Il Giudice di primo grado, accogliendo la domanda della moglie, poneva a carico del marito un assegno divorzile di € 800,00 e un assegno per il mantenimento della figlia minorenne pari ad € 2.000,00, oltre al 70% delle spese straordinarie, in misura peraltro maggiore rispetto a quella richiesta dalla stessa ricorrente.

Il marito proponeva reclamo avverso il predetto decreto, chiedendo di ridurre l’assegno di mantenimento della figlia nella misura di € 300,00, concordata in sede di separazione, revocando altresì l’assegno separatizio in favore della moglie.

La Corte d’Appello, tuttavia, con decreto n°1653/16, rigettava il reclamo rilevando:

  • che la morte del padre della moglie “…aveva determinato un rilevante mutamento delle sue condizioni facendo venir meno il consistente aiuto economico in favore della figlia e della nipote, aiuto che aveva consentito sino ad allora alla ___ di integrare il modesto importo dell’assegno previsto della separazione consensuale”;
  • che, sebbene la moglie avesse in astratto un’abilità lavorativa, essendo laureata e avendo conseguito l’abilitazione all’attività di giornalista, in concreto la “…la sua capacità reddituale è pressoché inesistente non avendo maturato, all’età di 50 anni, alcuna esperienza lavorativa”;
  • che non erano state comprovate dal reclamante né l’acquisto di un immobile da parte della moglie né un’asserita stabile convivenza con il nuovo compagno della stessa;
  • che l’aumento dell’assegno di mantenimento per la figlia – che all’epoca della separazione consensuale aveva 6 anni – poteva ben essere giustificata dalla presunzione di un incremento delle sue esigenze proporzionalmente alla sua età.

 

Il ricorso per cassazione

Il marito, lungi da darsi per vinto, proponeva ricorso per cassazione deducendo, inter alia:

  • che la Corte d’Appello avrebbe “…errato nel ritenere la morte del padre della M un mutamento di fatto tale da giustificare un mutamento delle condizioni economiche concordate in sede di separazione consensuale, trattandosi di un evento non eccezionale né imprevedibile”;
  • che la Corte d’Appello avrebbe violato il principio dispositivo confermando la sentenza di primo grado, che aveva riconosciuto alla moglie una somma addirittura superiore a quella richiesta.

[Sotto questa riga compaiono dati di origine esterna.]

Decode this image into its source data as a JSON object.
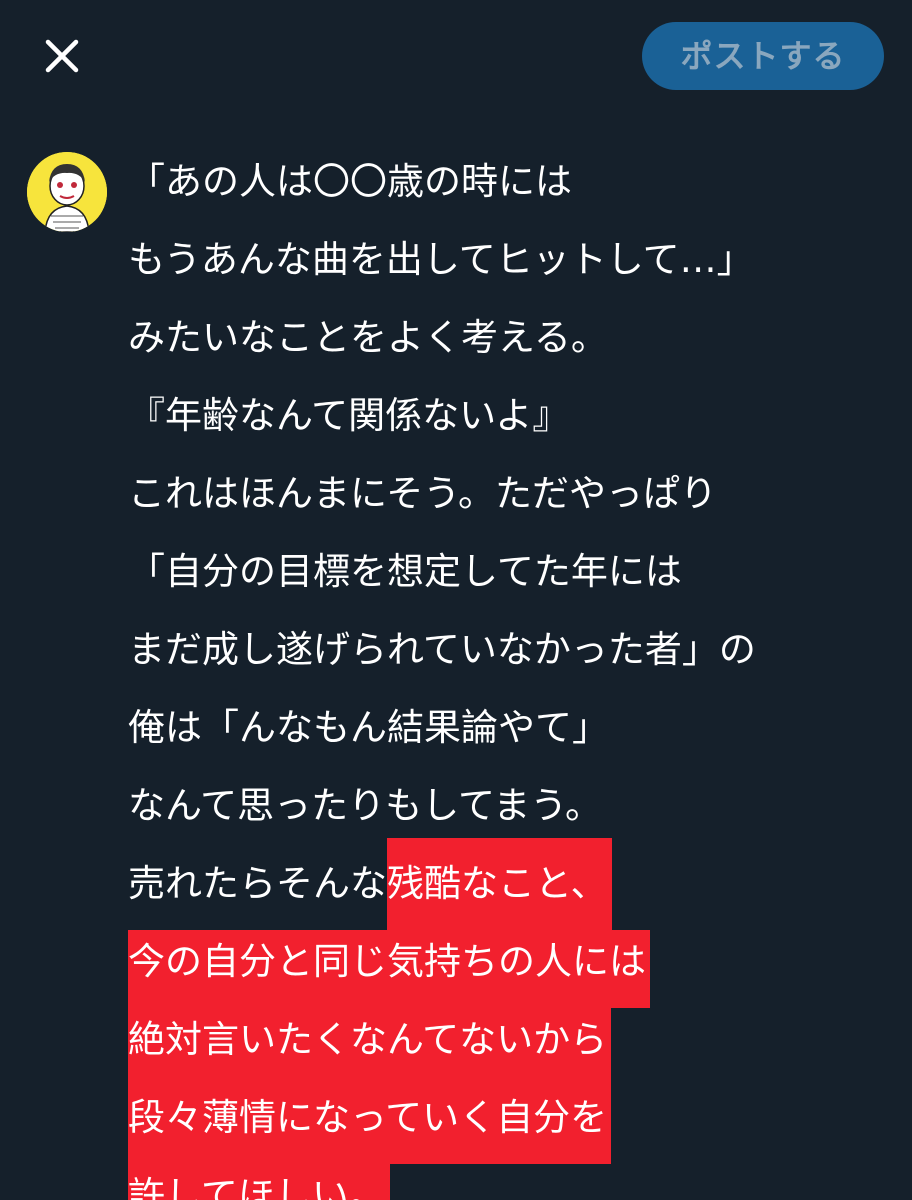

La decisione della Suprema Corte

Di diverso avviso gli Ermellini che, con l’ordinanza in oggetto, rigettavano il ricorso, condannando il ricorrente al pagamento delle spese processuali alla luce della seguente motivazione:

  • l’aggravarsi delle condizioni di salute del padre e la conseguente morte all’età di 71 annicostituiscono una circostanza sopravvenuta e rilevante ai fini della modifica delle condizioni economiche della separazione per il venire meno dell’importante contributo economico destinato dal padre della M al mantenimento della figlia e della nipote”;
  • il riconoscimento da parte del giudice di prime cure della somma di € 2.000,00 rispetto alla somma di € 1.800,00 richiesta con il ricorso introduttivo, “…ha comportato una elevazione solo per ciò che concerne la misura del contributo riconosciuto al mantenimento della figlia”. Ciò è pienamente legittimo alla luce del principio per cui “…per ciò che concerne la determinazione degli obblighi di mantenimento dei figli minorenni il giudice non è soggetto al principio della domanda”.